NHS chief executive Amanda Pritchard said: ‘Despite significant pressure on services, NHS staff have already made incredible progress against our elective recovery plan, and this smart new tool will help us to continue to reduce long waits for patients.’

She added: ‘Technology is already transforming the way we work in the NHS and we will continue to embrace the latest innovations, like this one, to deliver the best possible for care for patients.’

Maximising the independent sector forms part of other recently announced NHS initiatives, with eight of the 13 new GP-accessible diagnostic centres being led by private companies.

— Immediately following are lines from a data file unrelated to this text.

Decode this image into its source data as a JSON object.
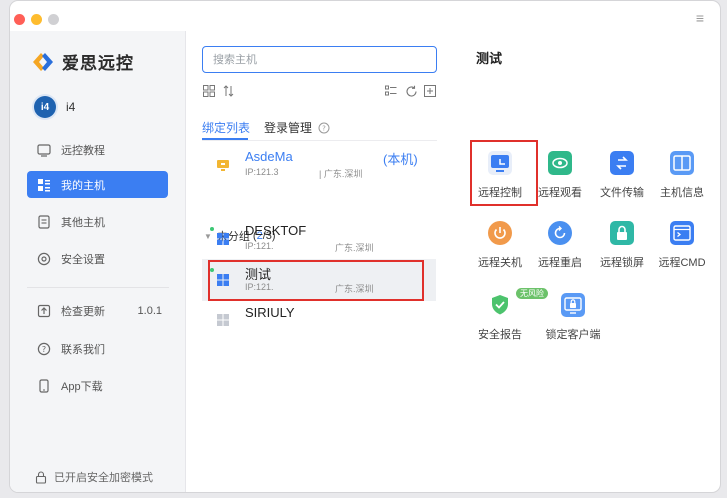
{
  "window": {
    "menu_icon": "hamburger-menu-icon"
  },
  "brand": {
    "name": "爱思远控"
  },
  "user": {
    "name": "i4",
    "avatar_text": "i4"
  },
  "sidebar": {
    "items": [
      {
        "label": "远控教程"
      },
      {
        "label": "我的主机"
      },
      {
        "label": "其他主机"
      },
      {
        "label": "安全设置"
      },
      {
        "label": "检查更新",
        "version": "1.0.1"
      },
      {
        "label": "联系我们"
      },
      {
        "label": "App下载"
      }
    ],
    "secure_mode": "已开启安全加密模式",
    "accent": "#3b7ef2"
  },
  "search": {
    "placeholder": "搜索主机",
    "value": ""
  },
  "tabs": [
    {
      "label": "绑定列表"
    },
    {
      "label": "登录管理"
    }
  ],
  "hosts": [
    {
      "name": "AsdeMa",
      "tag": "(本机)",
      "ip": "IP:121.3",
      "location": "| 广东.深圳"
    },
    {
      "name": "DESKTOF",
      "ip": "IP:121.",
      "location": "广东.深圳"
    },
    {
      "name": "测试",
      "ip": "IP:121.",
      "location": "广东.深圳"
    },
    {
      "name": "SIRIULY"
    }
  ],
  "group": {
    "label": "未分组",
    "open": "(",
    "online": "2",
    "sep": "/",
    "total": "3",
    "close": ")"
  },
  "panel": {
    "title": "测试",
    "actions": [
      {
        "label": "远程控制"
      },
      {
        "label": "远程观看"
      },
      {
        "label": "文件传输"
      },
      {
        "label": "主机信息"
      },
      {
        "label": "远程关机"
      },
      {
        "label": "远程重启"
      },
      {
        "label": "远程锁屏"
      },
      {
        "label": "远程CMD"
      },
      {
        "label": "安全报告",
        "badge": "无风险"
      },
      {
        "label": "锁定客户端"
      }
    ]
  }
}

GPs will be able to directly order diagnostic checks from these centres to identify conditions including COPD, asthma, cardiovascular disease, and heart failure without a specialist consultation.


          

READERS' COMMENTS [2]

Please note, only GPs are permitted to add comments to articles

David Church 10 August, 2023 1:24 pm

Any chance they could be allowed to choose ‘in-area’ appointments first?
a relative has just been offered a scan appointment about 3 hours from home, at such a time that she would not be able to have her diabetic evening meal until about 3 hours late.
I have declined to take her on a 7-hour-plus round trip when there is a perfectly good CT scanner suitable just 1 hour from home at our ‘local’ hospital!

Truth Finder 11 August, 2023 11:46 am

More useless bureaucracy and recycling old headlines. The original choose and book was trumpeted by the Labour government for giving patient choice of hospitals so it is recycled again.